There were 55,000 Otherdeeds for sale, priced at 305 ApeCoin each, and the company wrote on Twitter that these had sold out. This means the sale raked in 16,775,000 ApeCoin, worth around $285 million as of Sunday, based on the price of ApeCoin on cryptocurrency exchange Coinbase at 1210 GMT.

It was not clear how the funds would be distributed, although the company said the ApeCoin would be “locked up” for one year.
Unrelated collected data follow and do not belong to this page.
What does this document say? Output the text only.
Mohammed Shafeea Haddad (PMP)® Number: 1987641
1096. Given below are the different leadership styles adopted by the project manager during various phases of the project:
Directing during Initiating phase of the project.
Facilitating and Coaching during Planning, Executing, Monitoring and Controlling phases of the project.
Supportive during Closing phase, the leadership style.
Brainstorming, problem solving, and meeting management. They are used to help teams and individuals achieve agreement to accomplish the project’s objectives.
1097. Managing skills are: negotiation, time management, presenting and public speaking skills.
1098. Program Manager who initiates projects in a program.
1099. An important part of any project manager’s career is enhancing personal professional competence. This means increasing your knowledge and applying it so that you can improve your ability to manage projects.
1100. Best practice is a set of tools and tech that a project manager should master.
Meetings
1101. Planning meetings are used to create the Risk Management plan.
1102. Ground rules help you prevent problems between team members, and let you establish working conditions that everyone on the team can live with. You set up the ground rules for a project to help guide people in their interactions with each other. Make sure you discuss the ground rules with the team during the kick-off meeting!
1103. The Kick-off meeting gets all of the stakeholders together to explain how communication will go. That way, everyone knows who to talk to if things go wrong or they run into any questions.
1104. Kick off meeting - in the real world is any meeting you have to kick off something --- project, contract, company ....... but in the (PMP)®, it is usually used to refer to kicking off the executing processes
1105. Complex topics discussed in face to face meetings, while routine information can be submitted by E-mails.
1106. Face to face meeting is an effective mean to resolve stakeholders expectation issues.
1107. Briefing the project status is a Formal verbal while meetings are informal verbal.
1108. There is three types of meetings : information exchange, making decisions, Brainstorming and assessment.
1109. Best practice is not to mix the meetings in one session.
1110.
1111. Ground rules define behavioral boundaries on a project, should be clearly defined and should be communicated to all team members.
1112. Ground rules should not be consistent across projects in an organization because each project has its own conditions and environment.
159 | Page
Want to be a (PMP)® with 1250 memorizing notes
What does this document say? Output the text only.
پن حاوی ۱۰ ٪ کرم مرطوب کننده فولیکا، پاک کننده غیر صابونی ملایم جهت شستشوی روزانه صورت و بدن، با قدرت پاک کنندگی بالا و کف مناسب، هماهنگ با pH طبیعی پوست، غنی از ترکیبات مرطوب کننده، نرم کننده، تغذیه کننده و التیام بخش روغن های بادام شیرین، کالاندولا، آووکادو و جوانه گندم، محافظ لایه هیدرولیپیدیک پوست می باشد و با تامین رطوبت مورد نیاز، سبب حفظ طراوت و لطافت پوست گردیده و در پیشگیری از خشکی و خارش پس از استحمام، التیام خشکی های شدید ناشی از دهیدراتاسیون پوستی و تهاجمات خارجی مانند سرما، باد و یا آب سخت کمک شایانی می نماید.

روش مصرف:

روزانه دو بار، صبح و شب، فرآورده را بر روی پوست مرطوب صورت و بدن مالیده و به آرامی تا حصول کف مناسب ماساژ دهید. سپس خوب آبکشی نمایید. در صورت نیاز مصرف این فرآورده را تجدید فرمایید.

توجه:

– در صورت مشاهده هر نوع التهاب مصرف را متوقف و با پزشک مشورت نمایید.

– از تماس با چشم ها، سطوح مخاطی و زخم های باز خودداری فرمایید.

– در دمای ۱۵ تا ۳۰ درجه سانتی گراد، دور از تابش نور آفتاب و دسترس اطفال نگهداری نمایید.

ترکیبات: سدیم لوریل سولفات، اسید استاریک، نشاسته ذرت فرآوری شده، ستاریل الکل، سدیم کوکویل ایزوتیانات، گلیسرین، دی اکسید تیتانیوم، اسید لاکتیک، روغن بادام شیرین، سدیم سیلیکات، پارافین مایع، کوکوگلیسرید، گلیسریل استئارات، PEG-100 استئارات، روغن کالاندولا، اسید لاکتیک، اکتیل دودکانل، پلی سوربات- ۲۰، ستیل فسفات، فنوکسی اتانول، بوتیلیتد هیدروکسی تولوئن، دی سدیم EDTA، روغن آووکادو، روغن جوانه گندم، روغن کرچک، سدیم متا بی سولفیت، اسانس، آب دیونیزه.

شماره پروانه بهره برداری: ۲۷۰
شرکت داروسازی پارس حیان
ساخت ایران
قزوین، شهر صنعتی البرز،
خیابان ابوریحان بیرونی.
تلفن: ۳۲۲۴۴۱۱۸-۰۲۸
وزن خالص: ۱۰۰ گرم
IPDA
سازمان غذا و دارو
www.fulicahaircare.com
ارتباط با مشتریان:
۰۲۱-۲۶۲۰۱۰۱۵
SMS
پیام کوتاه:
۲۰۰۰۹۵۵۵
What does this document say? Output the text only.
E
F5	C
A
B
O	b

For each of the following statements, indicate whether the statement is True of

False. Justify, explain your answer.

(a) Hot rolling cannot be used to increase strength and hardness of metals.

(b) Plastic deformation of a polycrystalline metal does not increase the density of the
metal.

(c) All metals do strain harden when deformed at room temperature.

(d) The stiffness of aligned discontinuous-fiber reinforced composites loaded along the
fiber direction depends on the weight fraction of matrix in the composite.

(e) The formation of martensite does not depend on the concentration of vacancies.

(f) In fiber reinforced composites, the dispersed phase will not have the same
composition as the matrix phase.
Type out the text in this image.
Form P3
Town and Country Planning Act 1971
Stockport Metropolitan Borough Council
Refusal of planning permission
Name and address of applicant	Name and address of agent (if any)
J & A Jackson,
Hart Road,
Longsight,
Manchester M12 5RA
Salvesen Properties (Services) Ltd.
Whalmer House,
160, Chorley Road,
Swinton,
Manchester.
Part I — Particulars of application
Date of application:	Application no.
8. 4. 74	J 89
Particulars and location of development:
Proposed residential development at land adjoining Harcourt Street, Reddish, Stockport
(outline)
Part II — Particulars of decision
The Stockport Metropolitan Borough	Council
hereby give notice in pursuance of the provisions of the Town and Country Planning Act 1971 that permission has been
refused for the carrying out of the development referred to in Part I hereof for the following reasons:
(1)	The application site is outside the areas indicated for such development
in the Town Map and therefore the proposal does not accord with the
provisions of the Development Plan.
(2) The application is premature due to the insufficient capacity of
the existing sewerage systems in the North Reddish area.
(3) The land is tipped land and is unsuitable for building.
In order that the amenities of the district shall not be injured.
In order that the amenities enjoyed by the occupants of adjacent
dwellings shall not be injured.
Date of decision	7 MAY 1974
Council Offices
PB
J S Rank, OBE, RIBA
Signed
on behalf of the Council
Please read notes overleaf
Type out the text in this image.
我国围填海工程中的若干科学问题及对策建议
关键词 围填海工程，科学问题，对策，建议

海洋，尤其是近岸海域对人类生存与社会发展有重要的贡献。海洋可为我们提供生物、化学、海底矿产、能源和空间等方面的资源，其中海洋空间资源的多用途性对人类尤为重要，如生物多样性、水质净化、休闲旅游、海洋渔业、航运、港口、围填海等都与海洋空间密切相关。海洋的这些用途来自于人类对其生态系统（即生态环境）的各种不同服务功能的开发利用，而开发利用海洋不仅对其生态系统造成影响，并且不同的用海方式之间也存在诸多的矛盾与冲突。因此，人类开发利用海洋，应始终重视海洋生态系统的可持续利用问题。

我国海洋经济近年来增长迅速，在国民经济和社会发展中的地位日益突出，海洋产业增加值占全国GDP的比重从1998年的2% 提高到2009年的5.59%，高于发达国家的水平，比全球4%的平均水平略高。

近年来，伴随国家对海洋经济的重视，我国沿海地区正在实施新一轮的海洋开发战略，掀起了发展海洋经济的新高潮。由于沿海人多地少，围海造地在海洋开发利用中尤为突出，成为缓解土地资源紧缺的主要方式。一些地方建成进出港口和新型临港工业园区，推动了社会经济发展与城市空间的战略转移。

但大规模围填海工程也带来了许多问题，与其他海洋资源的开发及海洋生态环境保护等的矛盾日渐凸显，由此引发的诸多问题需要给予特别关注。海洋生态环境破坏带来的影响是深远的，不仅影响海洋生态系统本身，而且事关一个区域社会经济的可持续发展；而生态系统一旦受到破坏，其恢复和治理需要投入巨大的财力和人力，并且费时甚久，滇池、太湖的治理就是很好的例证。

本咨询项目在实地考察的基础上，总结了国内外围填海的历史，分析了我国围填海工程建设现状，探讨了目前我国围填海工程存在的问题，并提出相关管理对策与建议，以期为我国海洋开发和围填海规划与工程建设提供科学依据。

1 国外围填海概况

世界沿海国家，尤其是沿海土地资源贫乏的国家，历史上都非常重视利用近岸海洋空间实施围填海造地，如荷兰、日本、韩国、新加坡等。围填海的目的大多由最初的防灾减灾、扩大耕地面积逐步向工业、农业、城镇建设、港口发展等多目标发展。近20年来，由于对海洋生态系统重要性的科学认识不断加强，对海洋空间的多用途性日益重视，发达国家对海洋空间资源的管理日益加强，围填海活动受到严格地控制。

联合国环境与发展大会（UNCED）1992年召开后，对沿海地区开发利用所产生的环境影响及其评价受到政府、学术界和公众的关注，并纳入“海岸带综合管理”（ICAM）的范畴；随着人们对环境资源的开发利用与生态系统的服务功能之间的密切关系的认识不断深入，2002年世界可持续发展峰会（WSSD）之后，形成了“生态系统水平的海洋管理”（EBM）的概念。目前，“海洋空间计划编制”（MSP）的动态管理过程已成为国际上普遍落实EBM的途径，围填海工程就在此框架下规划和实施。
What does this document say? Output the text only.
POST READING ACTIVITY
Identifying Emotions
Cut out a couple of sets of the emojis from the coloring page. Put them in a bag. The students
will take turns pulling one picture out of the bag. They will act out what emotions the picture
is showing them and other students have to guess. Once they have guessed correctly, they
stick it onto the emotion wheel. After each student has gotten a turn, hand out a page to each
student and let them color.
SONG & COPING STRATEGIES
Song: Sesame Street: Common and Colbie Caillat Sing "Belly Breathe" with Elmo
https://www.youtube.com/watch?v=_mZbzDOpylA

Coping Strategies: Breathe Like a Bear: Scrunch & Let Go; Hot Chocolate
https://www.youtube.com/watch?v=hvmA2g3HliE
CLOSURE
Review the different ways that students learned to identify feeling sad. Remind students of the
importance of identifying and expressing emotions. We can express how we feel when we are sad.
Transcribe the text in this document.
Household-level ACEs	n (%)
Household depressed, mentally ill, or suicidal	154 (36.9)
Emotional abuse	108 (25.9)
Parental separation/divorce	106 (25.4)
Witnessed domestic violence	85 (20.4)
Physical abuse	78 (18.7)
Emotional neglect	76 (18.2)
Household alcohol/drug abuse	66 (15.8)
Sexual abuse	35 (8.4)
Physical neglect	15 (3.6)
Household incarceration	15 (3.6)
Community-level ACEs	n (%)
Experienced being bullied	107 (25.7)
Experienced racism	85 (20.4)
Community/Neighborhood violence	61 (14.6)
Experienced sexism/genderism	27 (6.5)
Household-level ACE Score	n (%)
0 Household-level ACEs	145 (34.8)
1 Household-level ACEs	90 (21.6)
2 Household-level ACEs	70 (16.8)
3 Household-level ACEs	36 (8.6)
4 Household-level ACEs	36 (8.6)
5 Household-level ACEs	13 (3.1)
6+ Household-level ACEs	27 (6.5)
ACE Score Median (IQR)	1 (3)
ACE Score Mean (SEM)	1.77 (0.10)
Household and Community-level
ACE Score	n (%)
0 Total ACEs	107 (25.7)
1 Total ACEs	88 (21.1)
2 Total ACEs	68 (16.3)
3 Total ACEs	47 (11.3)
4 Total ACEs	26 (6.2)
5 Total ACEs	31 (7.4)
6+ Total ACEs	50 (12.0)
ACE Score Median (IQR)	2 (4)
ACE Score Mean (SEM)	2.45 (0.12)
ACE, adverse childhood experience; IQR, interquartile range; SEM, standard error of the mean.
However, a gas war began , as soon as the 9 PM ET sale kicked off. 64,219 ETH was burned over the weekend on transaction fees according to Etherscan—that’s over $180 million at today’s prices, most of which is now gone forever due to Ethereum’s burn. On top of the huge sum of resources wasted because of this project, transaction fees all across the Ethereum network skyrocketed. 

Besides high fees, the transaction load resulted in a bottleneck that resulted in failed transactions that people still had to pay fees for—now in the thousands of dollars for nothing in return, not even an NFT. 

The sale indicates the continued high demand for speculative, high-risk crypto assets related to online virtual worlds. NFTs are largely unregulated, and reports of scams, fakes and market manipulation are common.

Yuga Labs declined to say how many people were working on building Otherside or when it would be launched.